The term ‘kickback’ is defined by Public Law 99-634 as any money, fee, commission, credit, gift, gratuity, thing of value, or compensation of any kind which is provided directly or indirectly, to any prime contractor, prime contractor employee, subcontractor or subcontractor employee for the purpose of improperly obtaining or rewarding favorable treatment in connection with a prime contract or in connection with a subcontract relating to a prime contract.”
What is explicitly prohibited is for any person or persons to: (1) provide, attempt to provide or offer to provide any kickback; (2) solicit, accept or attempt to accept any kickback; or (3) to include, directly or indirectly, the amount of any kickback in the contract price charged by a subcontractor or a prime contractor or a higher tier subcontractor or in the contract price charged by a prime contractor of the United States.
The Public Law goes on to state that contractors, through contractual terms shall: (1) have in place reasonable procedures (and practices) designed to prevent and detect violations; (2) cooperate fully with any Federal government agency investigating a violation; and (3) report the possible violation in writing to the Inspector General of the contracting agency.
Both criminal and civil penalties can be assessed. Any person knowingly and willfully engaging in the prohibited conduct shall be imprisoned for not more than ten years or be subject to fines or both. Civil penalties for any person shall be assessed at twice the amount of the kickback involved and be not more than $10,000 for each occurrence. A civil penalty may also be assessed on any person whose employees, subcontractors, or subcontractors employees violate the Public Law.
Kickbacks can and do involve all functional areas of a business, not only procurement but those personnel defining procurement specifications, requirement levels, timing and even the need to procure an item or service at all through a make-or-buy decision. Kickbacks are hard to detect and standard financial audits or contractor purchasing system reviews (CPSRs) are not designed to or likely uncover them.
As a contractor wanting to minimize the risk of non-compliance with Public Law 99-634 you should:
- Develop and implement a strong code of business ethics and conduct addressing a commitment to compliance with the anti-kickback act;
- Document the process for determining the need to procure outside products or services through the thorough make-or-buy decision making and source selection;
- Define required levels of approval authority for all outside procurement and make-of-buy decisions;
- Establish the process for disclosing possible non-compliances in a timely manner and through what channels;
- Provide training to all relevant employees and subcontractors as to the nature and intent of the anti-kickback compliance requirements;
- Modify purchase order boilerplate and subcontract agreements to include an acknowledgment of your anti-kickback requirements and their certification of understanding and commitment to compliance.

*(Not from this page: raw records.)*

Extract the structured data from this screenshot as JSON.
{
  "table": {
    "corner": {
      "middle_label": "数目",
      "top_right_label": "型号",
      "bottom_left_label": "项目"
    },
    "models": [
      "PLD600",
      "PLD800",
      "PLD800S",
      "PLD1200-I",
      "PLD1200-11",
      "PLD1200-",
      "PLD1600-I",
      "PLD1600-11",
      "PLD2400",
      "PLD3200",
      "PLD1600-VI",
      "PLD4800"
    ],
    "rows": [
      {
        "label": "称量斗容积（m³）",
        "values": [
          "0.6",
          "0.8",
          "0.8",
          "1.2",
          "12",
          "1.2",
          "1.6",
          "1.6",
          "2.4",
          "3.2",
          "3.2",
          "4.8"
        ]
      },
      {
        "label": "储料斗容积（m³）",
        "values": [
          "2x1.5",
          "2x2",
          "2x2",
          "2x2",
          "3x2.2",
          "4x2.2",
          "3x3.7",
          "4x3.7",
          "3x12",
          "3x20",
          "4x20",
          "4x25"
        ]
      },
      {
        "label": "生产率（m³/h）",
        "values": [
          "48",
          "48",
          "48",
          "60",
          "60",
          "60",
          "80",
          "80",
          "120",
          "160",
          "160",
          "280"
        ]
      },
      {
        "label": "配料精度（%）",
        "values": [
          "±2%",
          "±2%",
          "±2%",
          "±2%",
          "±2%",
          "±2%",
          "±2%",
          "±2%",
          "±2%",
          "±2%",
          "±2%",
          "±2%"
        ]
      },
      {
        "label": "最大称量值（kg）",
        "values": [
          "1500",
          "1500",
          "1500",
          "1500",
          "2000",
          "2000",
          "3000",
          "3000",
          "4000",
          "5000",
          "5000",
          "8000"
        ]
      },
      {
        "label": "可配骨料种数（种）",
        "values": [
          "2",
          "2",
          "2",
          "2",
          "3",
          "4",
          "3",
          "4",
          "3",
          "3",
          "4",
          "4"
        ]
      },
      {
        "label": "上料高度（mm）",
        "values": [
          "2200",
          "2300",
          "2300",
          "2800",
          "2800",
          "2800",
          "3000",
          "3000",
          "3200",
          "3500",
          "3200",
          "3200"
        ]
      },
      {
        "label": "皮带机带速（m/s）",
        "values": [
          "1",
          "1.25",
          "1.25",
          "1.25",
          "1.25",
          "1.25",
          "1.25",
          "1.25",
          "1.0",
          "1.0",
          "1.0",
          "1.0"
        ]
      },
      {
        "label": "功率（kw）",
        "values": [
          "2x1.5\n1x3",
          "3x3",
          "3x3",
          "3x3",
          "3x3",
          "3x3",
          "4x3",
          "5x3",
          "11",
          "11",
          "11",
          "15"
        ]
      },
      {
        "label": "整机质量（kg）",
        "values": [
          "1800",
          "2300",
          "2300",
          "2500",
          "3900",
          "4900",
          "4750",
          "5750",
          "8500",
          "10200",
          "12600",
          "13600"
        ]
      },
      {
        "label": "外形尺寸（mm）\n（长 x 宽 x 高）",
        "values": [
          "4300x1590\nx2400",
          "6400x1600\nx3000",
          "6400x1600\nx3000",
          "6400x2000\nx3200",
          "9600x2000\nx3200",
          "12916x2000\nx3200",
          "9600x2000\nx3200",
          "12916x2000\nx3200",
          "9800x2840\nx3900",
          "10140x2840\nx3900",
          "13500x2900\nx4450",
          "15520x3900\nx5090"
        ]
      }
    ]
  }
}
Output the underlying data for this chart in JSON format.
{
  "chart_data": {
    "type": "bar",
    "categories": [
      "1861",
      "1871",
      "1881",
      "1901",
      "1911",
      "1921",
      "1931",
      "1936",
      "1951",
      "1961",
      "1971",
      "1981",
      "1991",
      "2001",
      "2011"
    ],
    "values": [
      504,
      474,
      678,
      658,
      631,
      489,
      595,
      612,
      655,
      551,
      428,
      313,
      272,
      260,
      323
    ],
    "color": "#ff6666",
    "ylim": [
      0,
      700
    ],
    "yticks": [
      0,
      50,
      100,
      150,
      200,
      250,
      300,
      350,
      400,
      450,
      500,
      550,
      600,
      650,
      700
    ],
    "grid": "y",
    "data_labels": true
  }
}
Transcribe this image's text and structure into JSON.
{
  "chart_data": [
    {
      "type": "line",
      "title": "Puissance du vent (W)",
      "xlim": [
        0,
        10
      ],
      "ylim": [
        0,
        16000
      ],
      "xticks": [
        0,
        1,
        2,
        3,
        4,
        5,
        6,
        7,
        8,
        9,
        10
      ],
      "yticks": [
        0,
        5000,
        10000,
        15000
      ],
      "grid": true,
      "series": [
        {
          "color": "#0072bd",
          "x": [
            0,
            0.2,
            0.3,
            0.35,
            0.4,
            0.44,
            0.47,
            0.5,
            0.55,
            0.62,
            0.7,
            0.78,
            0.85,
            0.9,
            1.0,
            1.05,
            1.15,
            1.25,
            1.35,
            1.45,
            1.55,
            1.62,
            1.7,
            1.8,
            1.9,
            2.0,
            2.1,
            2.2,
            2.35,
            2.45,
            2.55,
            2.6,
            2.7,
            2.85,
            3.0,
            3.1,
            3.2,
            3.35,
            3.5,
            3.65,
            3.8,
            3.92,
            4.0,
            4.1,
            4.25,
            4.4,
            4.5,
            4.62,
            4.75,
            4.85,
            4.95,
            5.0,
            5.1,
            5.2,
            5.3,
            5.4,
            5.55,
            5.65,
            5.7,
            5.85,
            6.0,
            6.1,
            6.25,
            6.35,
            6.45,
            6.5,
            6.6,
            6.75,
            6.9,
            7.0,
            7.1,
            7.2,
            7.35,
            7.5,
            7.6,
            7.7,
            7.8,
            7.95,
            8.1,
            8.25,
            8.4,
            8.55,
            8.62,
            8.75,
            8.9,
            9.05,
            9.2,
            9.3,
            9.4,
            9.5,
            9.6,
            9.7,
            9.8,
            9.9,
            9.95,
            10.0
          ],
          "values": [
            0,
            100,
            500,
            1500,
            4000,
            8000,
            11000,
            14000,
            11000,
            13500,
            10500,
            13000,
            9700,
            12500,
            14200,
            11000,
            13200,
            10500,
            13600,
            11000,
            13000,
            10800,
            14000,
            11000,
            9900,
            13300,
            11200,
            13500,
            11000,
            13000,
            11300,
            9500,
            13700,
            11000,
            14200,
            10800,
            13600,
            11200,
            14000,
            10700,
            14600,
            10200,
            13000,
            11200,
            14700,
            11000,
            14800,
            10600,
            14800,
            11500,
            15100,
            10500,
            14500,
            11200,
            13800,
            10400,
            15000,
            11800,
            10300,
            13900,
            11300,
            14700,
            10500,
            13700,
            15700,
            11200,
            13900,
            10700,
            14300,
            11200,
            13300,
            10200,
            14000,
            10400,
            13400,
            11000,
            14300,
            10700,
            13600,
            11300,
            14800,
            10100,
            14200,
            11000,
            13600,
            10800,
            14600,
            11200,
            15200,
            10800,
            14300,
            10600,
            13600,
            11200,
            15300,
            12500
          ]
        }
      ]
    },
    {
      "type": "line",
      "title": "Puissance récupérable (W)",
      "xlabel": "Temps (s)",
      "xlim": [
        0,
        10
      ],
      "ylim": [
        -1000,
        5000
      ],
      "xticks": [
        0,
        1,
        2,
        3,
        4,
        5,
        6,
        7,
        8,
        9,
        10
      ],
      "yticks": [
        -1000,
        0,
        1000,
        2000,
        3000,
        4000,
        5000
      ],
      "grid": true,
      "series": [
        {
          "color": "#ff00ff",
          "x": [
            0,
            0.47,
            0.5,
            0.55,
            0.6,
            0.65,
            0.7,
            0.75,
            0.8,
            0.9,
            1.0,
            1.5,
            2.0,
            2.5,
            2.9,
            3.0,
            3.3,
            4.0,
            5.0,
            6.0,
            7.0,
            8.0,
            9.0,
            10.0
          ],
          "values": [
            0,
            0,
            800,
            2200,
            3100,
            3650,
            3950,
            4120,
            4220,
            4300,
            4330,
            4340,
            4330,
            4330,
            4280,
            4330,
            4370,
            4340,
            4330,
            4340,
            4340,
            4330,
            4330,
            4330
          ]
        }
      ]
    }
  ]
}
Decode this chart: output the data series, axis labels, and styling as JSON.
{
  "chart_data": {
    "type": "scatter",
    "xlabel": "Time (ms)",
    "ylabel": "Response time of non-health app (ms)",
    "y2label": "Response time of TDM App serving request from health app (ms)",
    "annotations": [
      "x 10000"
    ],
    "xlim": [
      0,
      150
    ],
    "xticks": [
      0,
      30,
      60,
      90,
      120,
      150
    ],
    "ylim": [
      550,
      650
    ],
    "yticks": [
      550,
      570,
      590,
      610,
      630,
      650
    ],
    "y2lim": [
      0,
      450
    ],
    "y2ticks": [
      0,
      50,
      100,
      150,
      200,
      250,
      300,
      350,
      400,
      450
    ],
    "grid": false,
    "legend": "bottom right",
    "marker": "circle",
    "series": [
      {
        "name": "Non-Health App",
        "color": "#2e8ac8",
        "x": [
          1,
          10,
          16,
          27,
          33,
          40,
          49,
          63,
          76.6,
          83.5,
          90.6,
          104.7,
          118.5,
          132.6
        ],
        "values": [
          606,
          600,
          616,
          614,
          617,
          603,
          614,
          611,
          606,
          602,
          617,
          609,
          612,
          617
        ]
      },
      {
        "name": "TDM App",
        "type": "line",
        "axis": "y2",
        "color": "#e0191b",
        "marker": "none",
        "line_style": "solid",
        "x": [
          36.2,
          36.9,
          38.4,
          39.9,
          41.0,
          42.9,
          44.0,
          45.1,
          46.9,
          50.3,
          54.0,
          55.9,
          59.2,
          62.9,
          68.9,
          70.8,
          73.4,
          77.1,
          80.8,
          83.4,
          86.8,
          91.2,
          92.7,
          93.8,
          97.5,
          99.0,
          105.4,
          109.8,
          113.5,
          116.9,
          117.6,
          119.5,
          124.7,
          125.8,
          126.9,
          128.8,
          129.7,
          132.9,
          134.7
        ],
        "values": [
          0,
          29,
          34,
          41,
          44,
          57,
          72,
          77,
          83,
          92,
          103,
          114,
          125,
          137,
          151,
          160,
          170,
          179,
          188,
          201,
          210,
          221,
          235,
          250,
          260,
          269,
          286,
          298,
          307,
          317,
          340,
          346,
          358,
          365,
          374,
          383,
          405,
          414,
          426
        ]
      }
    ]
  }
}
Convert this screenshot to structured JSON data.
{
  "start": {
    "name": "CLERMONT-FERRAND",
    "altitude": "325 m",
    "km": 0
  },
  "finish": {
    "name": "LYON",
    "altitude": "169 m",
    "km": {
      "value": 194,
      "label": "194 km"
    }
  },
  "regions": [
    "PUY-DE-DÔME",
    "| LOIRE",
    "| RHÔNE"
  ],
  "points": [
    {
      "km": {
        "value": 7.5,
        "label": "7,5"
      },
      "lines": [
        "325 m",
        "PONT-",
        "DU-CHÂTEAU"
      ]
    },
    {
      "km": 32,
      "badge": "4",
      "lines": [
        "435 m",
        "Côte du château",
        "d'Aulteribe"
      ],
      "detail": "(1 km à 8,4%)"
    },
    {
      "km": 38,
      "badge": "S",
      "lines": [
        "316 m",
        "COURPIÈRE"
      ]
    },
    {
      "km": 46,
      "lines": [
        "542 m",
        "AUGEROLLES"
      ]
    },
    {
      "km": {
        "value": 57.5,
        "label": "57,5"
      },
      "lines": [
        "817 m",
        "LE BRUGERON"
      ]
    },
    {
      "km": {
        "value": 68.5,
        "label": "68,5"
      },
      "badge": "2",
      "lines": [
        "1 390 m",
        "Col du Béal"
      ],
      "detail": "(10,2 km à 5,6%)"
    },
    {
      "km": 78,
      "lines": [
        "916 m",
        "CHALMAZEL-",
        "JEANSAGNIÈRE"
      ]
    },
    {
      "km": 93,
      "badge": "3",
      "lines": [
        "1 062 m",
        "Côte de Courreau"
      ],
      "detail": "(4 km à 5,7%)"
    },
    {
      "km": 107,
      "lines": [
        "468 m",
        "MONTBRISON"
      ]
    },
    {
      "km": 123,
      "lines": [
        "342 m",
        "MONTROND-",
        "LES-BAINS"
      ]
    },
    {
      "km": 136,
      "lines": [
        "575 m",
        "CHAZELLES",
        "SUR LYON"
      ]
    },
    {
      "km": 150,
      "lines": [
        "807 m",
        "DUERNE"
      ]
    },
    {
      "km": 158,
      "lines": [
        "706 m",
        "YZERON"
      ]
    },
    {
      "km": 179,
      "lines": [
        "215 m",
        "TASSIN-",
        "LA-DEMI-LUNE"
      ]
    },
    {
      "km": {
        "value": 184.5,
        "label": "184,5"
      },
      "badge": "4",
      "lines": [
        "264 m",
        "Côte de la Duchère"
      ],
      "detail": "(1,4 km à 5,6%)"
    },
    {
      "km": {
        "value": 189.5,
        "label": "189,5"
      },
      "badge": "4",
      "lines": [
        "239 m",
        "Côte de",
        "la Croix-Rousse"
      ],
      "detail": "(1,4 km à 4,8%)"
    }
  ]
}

To establish a compliance monitoring and detection process, contractors need to identify areas of potential non-compliance with the anti-kickback requirements. The risk identification process should include:
- Circumvention of the proceduralized source selection process;
- Improper disqualification of bids;
- Insufficient sole-source rationale;
- Lack of the proper level of approval authorization;
- Missing or incomplete cost/price analysis;
- Validation of proper and complete sequential date/time;
- Confirmation of the bidders qualifications;
- Identify alternating courtesy bidding practices by vendors;
- Repetitive procurements with values marginally below established approval levels;
- Consistent and repetitive timing of procurements by the same buyer (person) with specific suppliers;
- Unauthorized change orders revising order value and/or scope;
- Evidence of bid revision (bumps) to assure a specific supplier is the “low bidder”;
- Specifications developed to restrict competitive bidding;
- Proper recognition of supplier qualifications;
- Identify split bidding and procurement; and
- Leaking of bid information.
Awareness of the potential risk of kickbacks and the warning signs that may exist along with established policies and practices designed to detect non-compliance goes a long way toward avoiding these situations.